New "stacked average" pattern for cost-effective average calculation in frequently updated entries

JhonatanHern · April 28, 2020, 12:39pm

Hello community, as you know, data mining is a complicated subject when taking about holochain. We do not want to make an excessive number of petitions and we want every app to be able to run in any basic device. That’s why I’m looking for a way to make the computation of averages fast and efficient.

That’s when the “stacked average” (just came up with that name, suggestions are open) pattern comes in. Consider the following scenario:

We have a variable inside an entry of which we want to know the average value, let’s say:

struct TennisMatch {
    duration: u64
}

We could always get all of the tennis matches ever played and calculate the average every time we need it or we could do this:

struct TennisMatch {
    duration: u64
}
struct TennisMatchHistory {
    average_duration: u64
}

Great! but how are we going to know how to change the average_duration after every match? Well, we can add a helper variable that takes care of that:

struct TennisMatch {
    duration: u64
}
struct TennisMatchHistory {
    average_duration: u64,
    number_of_games: u32
}

And after every match, we could do this:

let new_history = TennisMatchHistory {
    average_duration: (
            previous_history.average_duration * previous_history.number_of_games +
            new_match.duration
        ) / (previous_history.number_of_games + 1),
    number_of_games : previous_history.number_of_games + 1
}

update_history(new_history)

This way, the latest history entry will always have an updated average. What do you think? Is this pattern viable?

drei · June 9, 2021, 4:39pm

I see this question was posed in April of 2020… so did you try your approach? What were your findings?

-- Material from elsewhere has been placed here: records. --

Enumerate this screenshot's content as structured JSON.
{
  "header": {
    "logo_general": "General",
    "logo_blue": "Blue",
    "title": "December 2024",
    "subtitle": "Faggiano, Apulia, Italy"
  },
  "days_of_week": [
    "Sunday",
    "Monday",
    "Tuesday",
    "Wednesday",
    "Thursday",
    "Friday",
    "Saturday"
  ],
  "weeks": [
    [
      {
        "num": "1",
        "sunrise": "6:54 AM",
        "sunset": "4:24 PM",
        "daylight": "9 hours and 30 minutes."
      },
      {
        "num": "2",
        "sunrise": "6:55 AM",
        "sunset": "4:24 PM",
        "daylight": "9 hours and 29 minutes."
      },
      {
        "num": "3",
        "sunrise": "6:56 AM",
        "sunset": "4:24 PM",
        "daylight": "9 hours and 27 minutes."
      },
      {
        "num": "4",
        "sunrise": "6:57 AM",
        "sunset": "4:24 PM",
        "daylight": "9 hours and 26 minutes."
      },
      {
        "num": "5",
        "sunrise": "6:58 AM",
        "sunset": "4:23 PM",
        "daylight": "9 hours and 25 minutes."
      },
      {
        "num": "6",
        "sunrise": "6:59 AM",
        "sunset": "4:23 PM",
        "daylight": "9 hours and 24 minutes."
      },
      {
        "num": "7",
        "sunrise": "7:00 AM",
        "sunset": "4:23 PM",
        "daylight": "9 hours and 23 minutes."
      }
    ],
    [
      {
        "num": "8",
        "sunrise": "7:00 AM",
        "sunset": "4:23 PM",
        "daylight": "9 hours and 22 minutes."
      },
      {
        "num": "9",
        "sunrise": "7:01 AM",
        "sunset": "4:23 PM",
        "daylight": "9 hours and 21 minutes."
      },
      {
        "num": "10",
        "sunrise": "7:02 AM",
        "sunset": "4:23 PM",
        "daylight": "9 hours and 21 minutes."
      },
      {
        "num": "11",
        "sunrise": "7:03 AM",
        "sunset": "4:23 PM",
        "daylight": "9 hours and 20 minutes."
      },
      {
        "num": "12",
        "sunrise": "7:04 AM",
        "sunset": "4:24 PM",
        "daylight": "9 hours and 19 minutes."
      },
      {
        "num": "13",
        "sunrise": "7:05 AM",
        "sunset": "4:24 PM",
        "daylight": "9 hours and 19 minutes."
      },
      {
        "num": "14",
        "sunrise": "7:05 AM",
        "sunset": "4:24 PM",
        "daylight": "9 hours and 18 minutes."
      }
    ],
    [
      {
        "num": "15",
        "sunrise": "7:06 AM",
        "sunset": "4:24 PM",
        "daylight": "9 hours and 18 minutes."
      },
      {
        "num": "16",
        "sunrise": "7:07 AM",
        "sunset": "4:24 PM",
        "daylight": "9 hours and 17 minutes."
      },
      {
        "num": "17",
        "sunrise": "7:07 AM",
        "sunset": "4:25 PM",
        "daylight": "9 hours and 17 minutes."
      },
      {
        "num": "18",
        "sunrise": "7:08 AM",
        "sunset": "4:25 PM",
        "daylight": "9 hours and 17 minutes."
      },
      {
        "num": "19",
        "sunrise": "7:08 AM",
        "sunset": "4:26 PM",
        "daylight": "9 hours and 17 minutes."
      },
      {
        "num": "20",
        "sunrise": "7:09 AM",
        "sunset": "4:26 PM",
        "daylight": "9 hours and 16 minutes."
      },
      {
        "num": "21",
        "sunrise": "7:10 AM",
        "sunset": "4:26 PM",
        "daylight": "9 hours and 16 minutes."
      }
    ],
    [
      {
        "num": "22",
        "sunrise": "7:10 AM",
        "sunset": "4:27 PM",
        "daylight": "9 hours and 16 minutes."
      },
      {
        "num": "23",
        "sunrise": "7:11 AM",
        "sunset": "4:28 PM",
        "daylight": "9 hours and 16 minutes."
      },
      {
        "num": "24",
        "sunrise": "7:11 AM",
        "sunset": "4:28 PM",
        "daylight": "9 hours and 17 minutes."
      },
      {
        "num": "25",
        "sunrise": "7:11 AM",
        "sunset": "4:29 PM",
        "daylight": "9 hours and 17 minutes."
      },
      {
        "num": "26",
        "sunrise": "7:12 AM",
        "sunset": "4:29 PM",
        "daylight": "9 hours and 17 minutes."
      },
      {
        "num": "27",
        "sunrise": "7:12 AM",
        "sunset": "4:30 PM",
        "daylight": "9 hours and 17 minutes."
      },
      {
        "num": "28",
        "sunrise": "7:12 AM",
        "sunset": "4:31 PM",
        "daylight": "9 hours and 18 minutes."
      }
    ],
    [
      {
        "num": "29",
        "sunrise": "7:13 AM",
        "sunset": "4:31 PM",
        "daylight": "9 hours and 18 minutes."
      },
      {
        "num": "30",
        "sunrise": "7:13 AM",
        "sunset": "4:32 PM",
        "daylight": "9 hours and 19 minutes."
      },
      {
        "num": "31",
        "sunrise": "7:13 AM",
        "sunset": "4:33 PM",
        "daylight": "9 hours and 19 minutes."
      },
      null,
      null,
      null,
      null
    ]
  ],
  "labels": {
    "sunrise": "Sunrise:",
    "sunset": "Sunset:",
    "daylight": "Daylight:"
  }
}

I do have a note or two on the design of this approach. It’s worth considering the “open-closed” principle here, where resources should be open to extension but closed to modification.

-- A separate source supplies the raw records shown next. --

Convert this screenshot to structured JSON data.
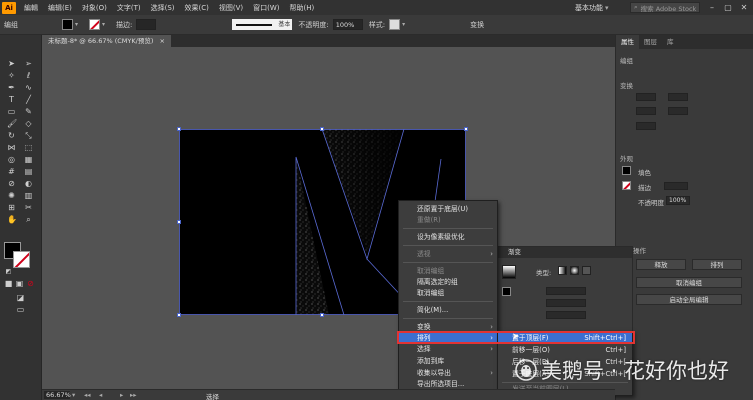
{
  "app": {
    "logo": "Ai"
  },
  "menubar": {
    "items": [
      "編輯",
      "编辑(E)",
      "对象(O)",
      "文字(T)",
      "选择(S)",
      "效果(C)",
      "视图(V)",
      "窗口(W)",
      "帮助(H)"
    ],
    "workspace": "基本功能",
    "search_placeholder": "搜索 Adobe Stock"
  },
  "controlbar": {
    "selection_label": "编组",
    "stroke_label": "描边:",
    "stroke_style": "基本",
    "opacity_label": "不透明度:",
    "opacity_value": "100%",
    "style_label": "样式:",
    "transform_label": "变换"
  },
  "document": {
    "tab_title": "未标题-8* @ 66.67% (CMYK/预览)"
  },
  "status": {
    "zoom": "66.67%",
    "tool_name": "选择"
  },
  "right_panel": {
    "tabs": [
      "属性",
      "图层",
      "库"
    ],
    "group_label": "编组",
    "transform_label": "变换",
    "appearance_label": "外观",
    "fill_label": "填色",
    "stroke_label": "描边",
    "opacity_label": "不透明度",
    "opacity_value": "100%",
    "quick_actions_label": "快速操作",
    "release_button": "释放",
    "arrange_button": "排列",
    "ungroup_button": "取消编组",
    "recolor_button": "启动全局编辑"
  },
  "gradient_panel": {
    "title": "渐变",
    "type_label": "类型:"
  },
  "context_menu": {
    "items": [
      {
        "label": "还原置于底层(U)",
        "disabled": false,
        "submenu": false
      },
      {
        "label": "重做(R)",
        "disabled": true,
        "submenu": false
      },
      {
        "label": "设为像素级优化",
        "disabled": false,
        "submenu": false
      },
      {
        "label": "透视",
        "disabled": true,
        "submenu": true
      },
      {
        "label": "取消编组",
        "disabled": true,
        "submenu": false
      },
      {
        "label": "隔离选定的组",
        "disabled": false,
        "submenu": false
      },
      {
        "label": "取消编组",
        "disabled": false,
        "submenu": false
      },
      {
        "label": "简化(M)...",
        "disabled": false,
        "submenu": false
      },
      {
        "label": "变换",
        "disabled": false,
        "submenu": true
      },
      {
        "label": "排列",
        "disabled": false,
        "submenu": true
      },
      {
        "label": "选择",
        "disabled": false,
        "submenu": true
      },
      {
        "label": "添加到库",
        "disabled": false,
        "submenu": false
      },
      {
        "label": "收集以导出",
        "disabled": false,
        "submenu": true
      },
      {
        "label": "导出所选项目...",
        "disabled": false,
        "submenu": false
      }
    ]
  },
  "arrange_submenu": {
    "items": [
      {
        "label": "置于顶层(F)",
        "shortcut": "Shift+Ctrl+]",
        "disabled": false
      },
      {
        "label": "前移一层(O)",
        "shortcut": "Ctrl+]",
        "disabled": false
      },
      {
        "label": "后移一层(B)",
        "shortcut": "Ctrl+[",
        "disabled": false
      },
      {
        "label": "置于底层(A)",
        "shortcut": "Shift+Ctrl+[",
        "disabled": false
      },
      {
        "label": "发送至当前图层(L)",
        "shortcut": "",
        "disabled": true
      }
    ]
  },
  "watermark": {
    "text": "美鹅号 · 花好你也好"
  },
  "colors": {
    "highlight_outline": "#e23333",
    "selection_blue": "#3b6fd0",
    "app_orange": "#ff9a00"
  }
}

What if one match is rain delayed and the duration skews your results? You would likely want to store a “precipitationAmount” value to weight the duration but it would be difficult to fix in your original calculation. You would then have to modify the average_duration calculation in order to incorporate this new value.

Any change or addition to the metrics you collect or the way in which they are calculated could violate the open-closed principle. Each new metric would need to be added to the TennisMatchHistory object, and would likely not have the same number of observations and thus be incomparable to your original computed average. In this case, maybe you can fix this by doing a “catch-up” procedure to store this property as a one-time fix, but that’s disposable code.

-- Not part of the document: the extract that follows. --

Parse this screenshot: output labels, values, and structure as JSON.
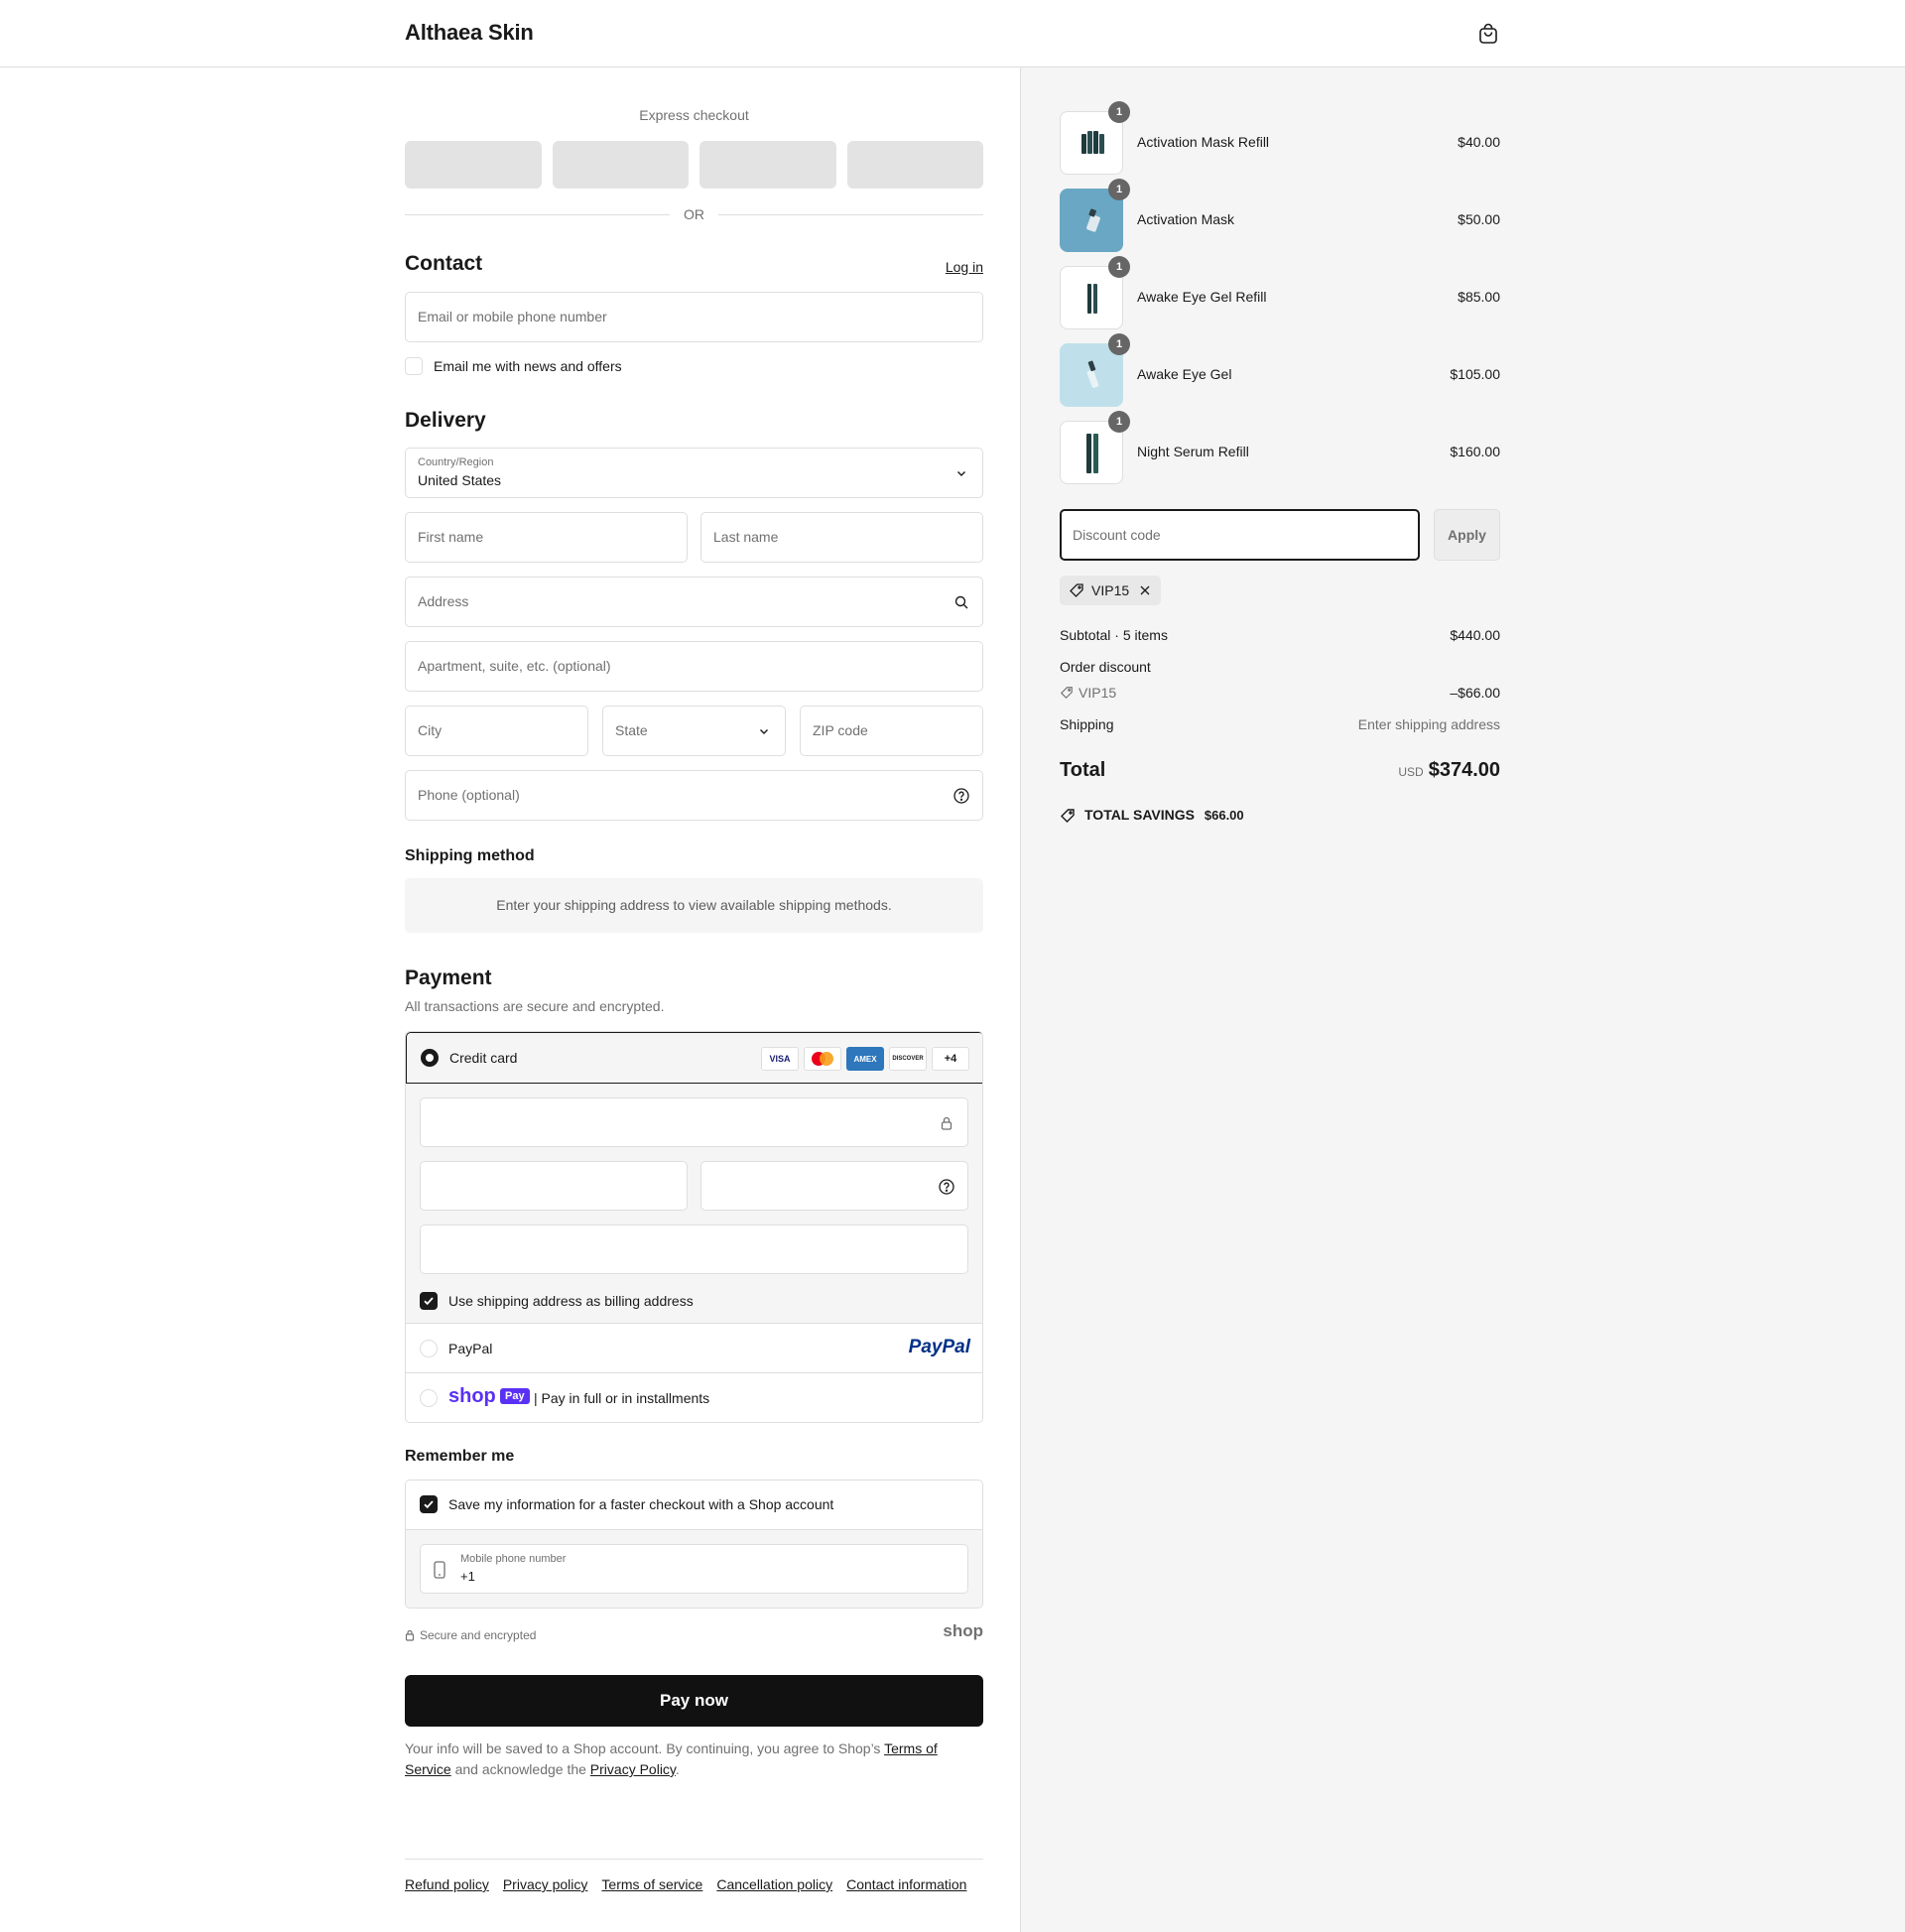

Additionally, wouldn’t this mean computing new summary statistics after every match completes? Perhaps this is necessary overhead, but it’s a dependency in your match that is only descriptive in nature. The match doesn’t care about its average, but in this pattern, it needs to dispatch its values to a global struct. If that struct breaks or fails to compile, your match fails unnecessarily.

Hopefully the above demonstrates some of the potential risks of your approach. This is by no means an indictment though. Perhaps there really is a performance gain that outweighs any requirements changes.

As a final note… I do not have the best grasp of performance optimization on graph databases like Holochain. Maybe this is a non-trivial question. I’ll leave the performance discussion to another poster.